~Today I post very upsetting news. I would only ask you all to remember that this is a terrible thing for me to write as we are still living it. It is only fair for you to know what is happening as you have read my blog from the very beginning and that I thank you for.~
As you all know, my parents made the trip down to Houston, Texas on the 13th of October. They came down with the intention of participating in a clinical trial that showed promising results in other patients. He did not qualify for this trial because the doctors found plaque building up behind his eye and this increased his risk for a stroke greatly. They also found a subdural hematoma (bleeding in the space between the brain and the lining that covers the brain). This was a major and unexpected set back for my dad. Instead of focusing on destroying the cancer, the doctors turned their attention to stopping the bleeding in his brain.
They were continuing this treatment up until my dad tripped and fell on November 3rd.

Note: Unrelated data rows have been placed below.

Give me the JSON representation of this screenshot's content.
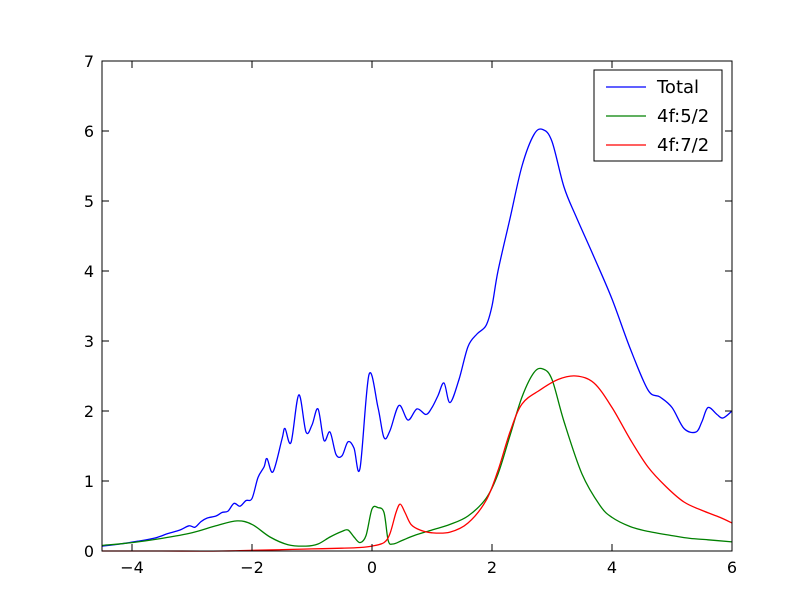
{
  "chart_data": {
    "type": "line",
    "title": "",
    "xlabel": "",
    "ylabel": "",
    "xlim": [
      -4.5,
      6
    ],
    "ylim": [
      0,
      7
    ],
    "xticks": [
      -4,
      -2,
      0,
      2,
      4,
      6
    ],
    "xtick_labels": [
      "−4",
      "−2",
      "0",
      "2",
      "4",
      "6"
    ],
    "yticks": [
      0,
      1,
      2,
      3,
      4,
      5,
      6,
      7
    ],
    "ytick_labels": [
      "0",
      "1",
      "2",
      "3",
      "4",
      "5",
      "6",
      "7"
    ],
    "grid": false,
    "legend_position": "upper right",
    "series": [
      {
        "name": "Total",
        "color": "#0000ff",
        "points": [
          [
            -4.5,
            0.07
          ],
          [
            -4.2,
            0.1
          ],
          [
            -3.9,
            0.14
          ],
          [
            -3.6,
            0.19
          ],
          [
            -3.4,
            0.25
          ],
          [
            -3.2,
            0.3
          ],
          [
            -3.05,
            0.36
          ],
          [
            -2.95,
            0.34
          ],
          [
            -2.85,
            0.42
          ],
          [
            -2.75,
            0.47
          ],
          [
            -2.6,
            0.5
          ],
          [
            -2.5,
            0.55
          ],
          [
            -2.4,
            0.57
          ],
          [
            -2.3,
            0.68
          ],
          [
            -2.2,
            0.64
          ],
          [
            -2.1,
            0.72
          ],
          [
            -2.0,
            0.75
          ],
          [
            -1.9,
            1.05
          ],
          [
            -1.8,
            1.2
          ],
          [
            -1.75,
            1.32
          ],
          [
            -1.65,
            1.13
          ],
          [
            -1.5,
            1.6
          ],
          [
            -1.45,
            1.75
          ],
          [
            -1.35,
            1.55
          ],
          [
            -1.22,
            2.23
          ],
          [
            -1.1,
            1.7
          ],
          [
            -1.0,
            1.8
          ],
          [
            -0.9,
            2.03
          ],
          [
            -0.8,
            1.58
          ],
          [
            -0.7,
            1.7
          ],
          [
            -0.6,
            1.38
          ],
          [
            -0.5,
            1.36
          ],
          [
            -0.4,
            1.56
          ],
          [
            -0.3,
            1.47
          ],
          [
            -0.2,
            1.18
          ],
          [
            -0.05,
            2.52
          ],
          [
            0.1,
            2.05
          ],
          [
            0.2,
            1.62
          ],
          [
            0.3,
            1.72
          ],
          [
            0.45,
            2.08
          ],
          [
            0.6,
            1.87
          ],
          [
            0.75,
            2.03
          ],
          [
            0.9,
            1.95
          ],
          [
            1.0,
            2.05
          ],
          [
            1.1,
            2.22
          ],
          [
            1.2,
            2.4
          ],
          [
            1.3,
            2.12
          ],
          [
            1.45,
            2.45
          ],
          [
            1.6,
            2.92
          ],
          [
            1.75,
            3.1
          ],
          [
            1.9,
            3.22
          ],
          [
            2.0,
            3.5
          ],
          [
            2.1,
            4.0
          ],
          [
            2.3,
            4.75
          ],
          [
            2.5,
            5.5
          ],
          [
            2.7,
            5.95
          ],
          [
            2.85,
            6.02
          ],
          [
            3.0,
            5.85
          ],
          [
            3.2,
            5.2
          ],
          [
            3.4,
            4.78
          ],
          [
            3.7,
            4.2
          ],
          [
            4.0,
            3.6
          ],
          [
            4.3,
            2.9
          ],
          [
            4.6,
            2.3
          ],
          [
            4.8,
            2.2
          ],
          [
            5.0,
            2.05
          ],
          [
            5.2,
            1.75
          ],
          [
            5.4,
            1.7
          ],
          [
            5.5,
            1.85
          ],
          [
            5.6,
            2.05
          ],
          [
            5.75,
            1.95
          ],
          [
            5.85,
            1.9
          ],
          [
            6.0,
            2.0
          ]
        ]
      },
      {
        "name": "4f:5/2",
        "color": "#008000",
        "points": [
          [
            -4.5,
            0.08
          ],
          [
            -4.0,
            0.12
          ],
          [
            -3.5,
            0.18
          ],
          [
            -3.0,
            0.26
          ],
          [
            -2.6,
            0.36
          ],
          [
            -2.25,
            0.43
          ],
          [
            -2.0,
            0.38
          ],
          [
            -1.7,
            0.2
          ],
          [
            -1.4,
            0.09
          ],
          [
            -1.1,
            0.07
          ],
          [
            -0.9,
            0.1
          ],
          [
            -0.7,
            0.2
          ],
          [
            -0.5,
            0.28
          ],
          [
            -0.4,
            0.3
          ],
          [
            -0.3,
            0.2
          ],
          [
            -0.2,
            0.12
          ],
          [
            -0.1,
            0.22
          ],
          [
            0.0,
            0.6
          ],
          [
            0.1,
            0.62
          ],
          [
            0.2,
            0.55
          ],
          [
            0.27,
            0.15
          ],
          [
            0.35,
            0.1
          ],
          [
            0.5,
            0.15
          ],
          [
            0.7,
            0.22
          ],
          [
            1.0,
            0.3
          ],
          [
            1.3,
            0.38
          ],
          [
            1.6,
            0.5
          ],
          [
            1.9,
            0.75
          ],
          [
            2.1,
            1.1
          ],
          [
            2.3,
            1.65
          ],
          [
            2.5,
            2.2
          ],
          [
            2.7,
            2.55
          ],
          [
            2.85,
            2.6
          ],
          [
            3.0,
            2.45
          ],
          [
            3.2,
            1.85
          ],
          [
            3.5,
            1.1
          ],
          [
            3.8,
            0.65
          ],
          [
            4.0,
            0.48
          ],
          [
            4.3,
            0.35
          ],
          [
            4.6,
            0.28
          ],
          [
            5.0,
            0.22
          ],
          [
            5.3,
            0.18
          ],
          [
            5.6,
            0.16
          ],
          [
            6.0,
            0.13
          ]
        ]
      },
      {
        "name": "4f:7/2",
        "color": "#ff0000",
        "points": [
          [
            -4.5,
            0.0
          ],
          [
            -3.5,
            0.0
          ],
          [
            -2.5,
            0.0
          ],
          [
            -1.5,
            0.02
          ],
          [
            -1.0,
            0.03
          ],
          [
            -0.5,
            0.04
          ],
          [
            -0.2,
            0.05
          ],
          [
            0.0,
            0.07
          ],
          [
            0.2,
            0.12
          ],
          [
            0.3,
            0.25
          ],
          [
            0.4,
            0.55
          ],
          [
            0.47,
            0.67
          ],
          [
            0.55,
            0.55
          ],
          [
            0.65,
            0.38
          ],
          [
            0.8,
            0.3
          ],
          [
            1.0,
            0.26
          ],
          [
            1.3,
            0.27
          ],
          [
            1.6,
            0.4
          ],
          [
            1.9,
            0.72
          ],
          [
            2.1,
            1.15
          ],
          [
            2.3,
            1.7
          ],
          [
            2.5,
            2.1
          ],
          [
            2.8,
            2.3
          ],
          [
            3.1,
            2.45
          ],
          [
            3.4,
            2.5
          ],
          [
            3.7,
            2.4
          ],
          [
            4.0,
            2.05
          ],
          [
            4.3,
            1.6
          ],
          [
            4.6,
            1.2
          ],
          [
            4.9,
            0.92
          ],
          [
            5.2,
            0.7
          ],
          [
            5.5,
            0.58
          ],
          [
            5.8,
            0.48
          ],
          [
            6.0,
            0.4
          ]
        ]
      }
    ]
  }
}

This fall has ended all hope of recovering. He fell on his head very very hard which has caused even more bleeding. His brain is swelling and being pushed to one side as the bleeding continues. It is also causing him to be in a state of confusion. Because of his headaches, the doctors have him on major pain medications (which I am very thankful for). Due to these medications, he will go through periods of sleep and when he wakes up he can answer questions, recognizes his family, and has even made a few jokes. He doesn't always remember what happened to him and he sometimes isn't able to speak in complete sentences or very clearly for that matter. It just depends. As the bleeding progresses, his platelet count will drop and this will cause even more bleeding. This process has already begun. We have consulted every doctor here who specializes in leukemia and they have said that giving more platelets at this point would just be more cruel than beneficial. It would prolong what we have all dreaded. At this point, his comfort is all that matters.
I am so sorry to deliver this news. My dad had every intention of surviving. He is such a brave man and such a wonderful, wonderful dad and husband. He tried everything he possibly could have tried. His body has been through so much, and looking at him now gives me physical pain. Despite feeling so sick, he has been a dutiful and sweet patient for two years. He told us before coming down to Texas that the only way he would go, is to go down fighting. This is just horrible, and it is a huge, huge loss for all of us. Yesterday, when my sister and I arrived in Texas we thought he was going to die. He was sleeping and nobody believed he would wake up. The three of us, (my mom, sister, and I) talked to him and held his hands and kissed his face. All of the sudden, his eyes opened and he knew exactly who we were. He told all of us how much he loves us and how proud he was to have such a wonderful family. That was one of the most precious memories I will ever have. It also proves just what a strong spirit he has. The doctors believe that the bleeding will progress pretty quickly from here on out, but they said that because of his spirit he could have up to a week left. Nobody knows for sure.
Please remember who my dad truly was. He was passionate, dynamic, funny, loving, kind, creative, hard working and always up to something wonderful. He had a giggle like no other, loved telling stories and for me, his bear hugs were the best things in the world. He was a wonderful cook, an excellent teacher, and my biggest fan. He loved the outdoors more than anyone I know and some of my favorite memories are of us hunting or working outside. A dad is irreplaceable in a girl's life and my dad is going to hold a special place in my heart forever. I love him, I always will but his journey here on this earth is almost over.
Please pray for peace, for his comfort, and for a quick passing from this life. There is no need for him to suffer.
Thank you all for your love, and support. It has meant everything to us and my dad wouldn't have gotten as far as he did without you holding him up.